Yesterday we discussed another item that should be considered when pulling comps on your deals. Today let’s go over one last item that you want to look for as much as possible, it’s the terms of sale for your comp. Ideally you want to use your InvestorComps account to pull real estate comps that were normal market transactions with no “undue pressures” on buyer or seller. The most common examples of “undue pressures” are:

  • A seller who must do a quick sale to avoid foreclosure or bankruptcy
  • An estate in probate that must be liquidated quickly
  • A tax sale or bank REO where the seller is willing to take less money just to get the property off of the books.
  • An investor wholesaler who is willing selling his property at a deep discount to avoid rehab costs or to obtain a quick sale.

These types of sales are typically not good indicators of fair market value. Although if enough of them occur in a certain neighborhood or area, then they can effect the overall fair market value of that neighborhood. You may not always be able to find this information about your comps but it is important to look for it whenever you can.

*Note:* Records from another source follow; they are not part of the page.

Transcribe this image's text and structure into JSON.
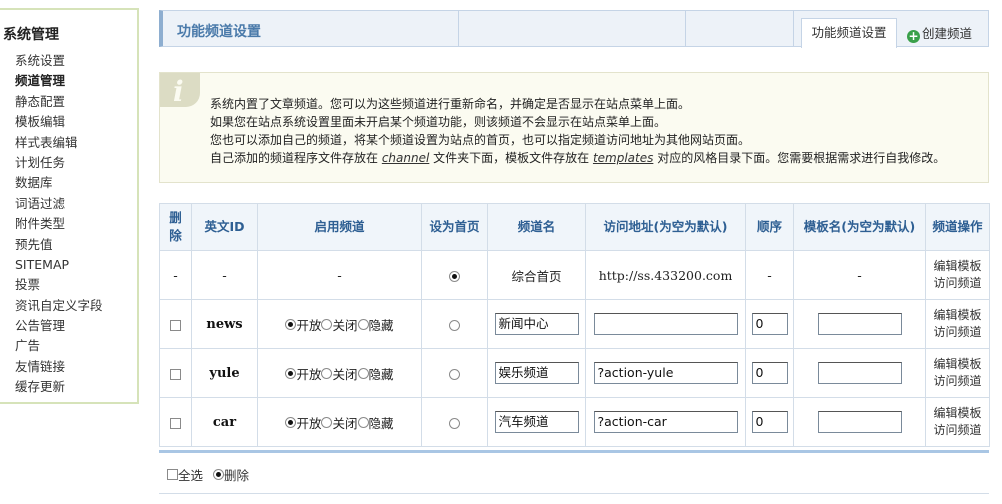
{
  "sidebar": {
    "title": "系统管理",
    "items": [
      "系统设置",
      "频道管理",
      "静态配置",
      "模板编辑",
      "样式表编辑",
      "计划任务",
      "数据库",
      "词语过滤",
      "附件类型",
      "预先值",
      "SITEMAP",
      "投票",
      "资讯自定义字段",
      "公告管理",
      "广告",
      "友情链接",
      "缓存更新"
    ],
    "active_index": 1
  },
  "header": {
    "title": "功能频道设置",
    "tab_active": "功能频道设置",
    "tab_create": "创建频道",
    "plus_icon": "+"
  },
  "notice": {
    "icon": "i",
    "line1": "系统内置了文章频道。您可以为这些频道进行重新命名，并确定是否显示在站点菜单上面。",
    "line2": "如果您在站点系统设置里面未开启某个频道功能，则该频道不会显示在站点菜单上面。",
    "line3": "您也可以添加自己的频道，将某个频道设置为站点的首页，也可以指定频道访问地址为其他网站页面。",
    "line4_a": "自己添加的频道程序文件存放在 ",
    "line4_b": "channel",
    "line4_c": " 文件夹下面，模板文件存放在 ",
    "line4_d": "templates",
    "line4_e": " 对应的风格目录下面。您需要根据需求进行自我修改。"
  },
  "table": {
    "headers": {
      "del": "删除",
      "en_id": "英文ID",
      "enable": "启用频道",
      "home": "设为首页",
      "name": "频道名",
      "url": "访问地址(为空为默认)",
      "order": "顺序",
      "tpl": "模板名(为空为默认)",
      "ops": "频道操作"
    },
    "opt_labels": {
      "open": "开放",
      "close": "关闭",
      "hide": "隐藏"
    },
    "op_labels": {
      "edit": "编辑模板",
      "visit": "访问频道"
    },
    "home_row": {
      "del": "-",
      "en_id": "-",
      "enable": "-",
      "name": "综合首页",
      "url": "http://ss.433200.com",
      "order": "-",
      "tpl": "-"
    },
    "rows": [
      {
        "en_id": "news",
        "name": "新闻中心",
        "url": "",
        "order": "0",
        "tpl": ""
      },
      {
        "en_id": "yule",
        "name": "娱乐频道",
        "url": "?action-yule",
        "order": "0",
        "tpl": ""
      },
      {
        "en_id": "car",
        "name": "汽车频道",
        "url": "?action-car",
        "order": "0",
        "tpl": ""
      }
    ]
  },
  "footer": {
    "select_all": "全选",
    "delete": "删除"
  }
}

Now that you have a good idea about how to select good comps for your rehab properties, now let’s discuss how the actual appraisal should fit into the deal. Many investors feel that the appraisal is simply a necessary evil associated with obtaining permanent traditional financing for their rehab properties. They often think that they have pulled good comps and that should be enough for establishing market value. I firmly believe that a good solid appraisal is a part of an investor’s due diligence and can make or break a business deal.